Black Keld Catchment is a Site of Special Scientific Interest (SSSI) within Yorkshire Dales National Park in North Yorkshire, England. It is located 2 km south-east of the village of Kettlewell, to the east of Wharfedale. This protected area includes major cave systems (Langcliffe Pot and Mossdale Caverns) and this protected area encompasses parts of Conistone Moor and Grassington Moor. This area is protected because of the unusual geology of the underground cave systems.

Black Keld Catchment SSSI is adjacent to Upper Wharfedale SSSI, and so forms part of a wider area of nature protection.

== Geology ==
The two cave systems (Langcliffe Pot and Mossdale Caverns) include over 20 km of cave passages. These cave systems are unique in the way parts of the drainage is constrained within Yoredale limestones and then passes through to underlying Great Scar Limestone.

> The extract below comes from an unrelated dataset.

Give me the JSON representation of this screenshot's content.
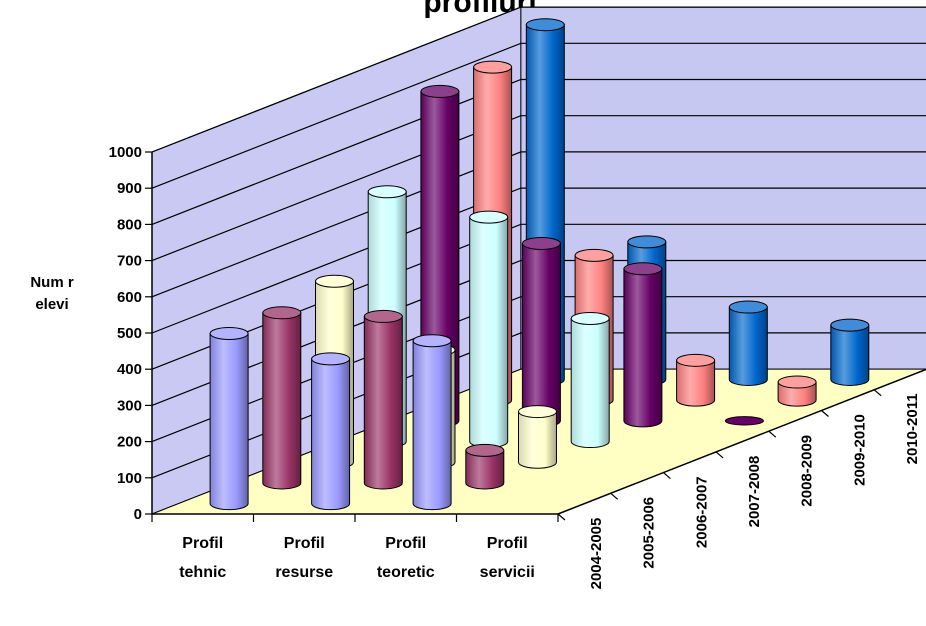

These cave systems pass through the intervening shales and sandstones that in other places form an impermeable layer. Such breaches of these impermeable rocks are due to streams forming routes through tectonic fissures, faults and fractures. The breakthrough from the Middle Limestone into the Simonstone Limestone occurs via a canyon within a vadose zone.

Langcliffe Pot and Mossdale Caverns have complex reticulate cave passages that are unusual for sites in Yoredale Limestones which more typically have a single stream passage.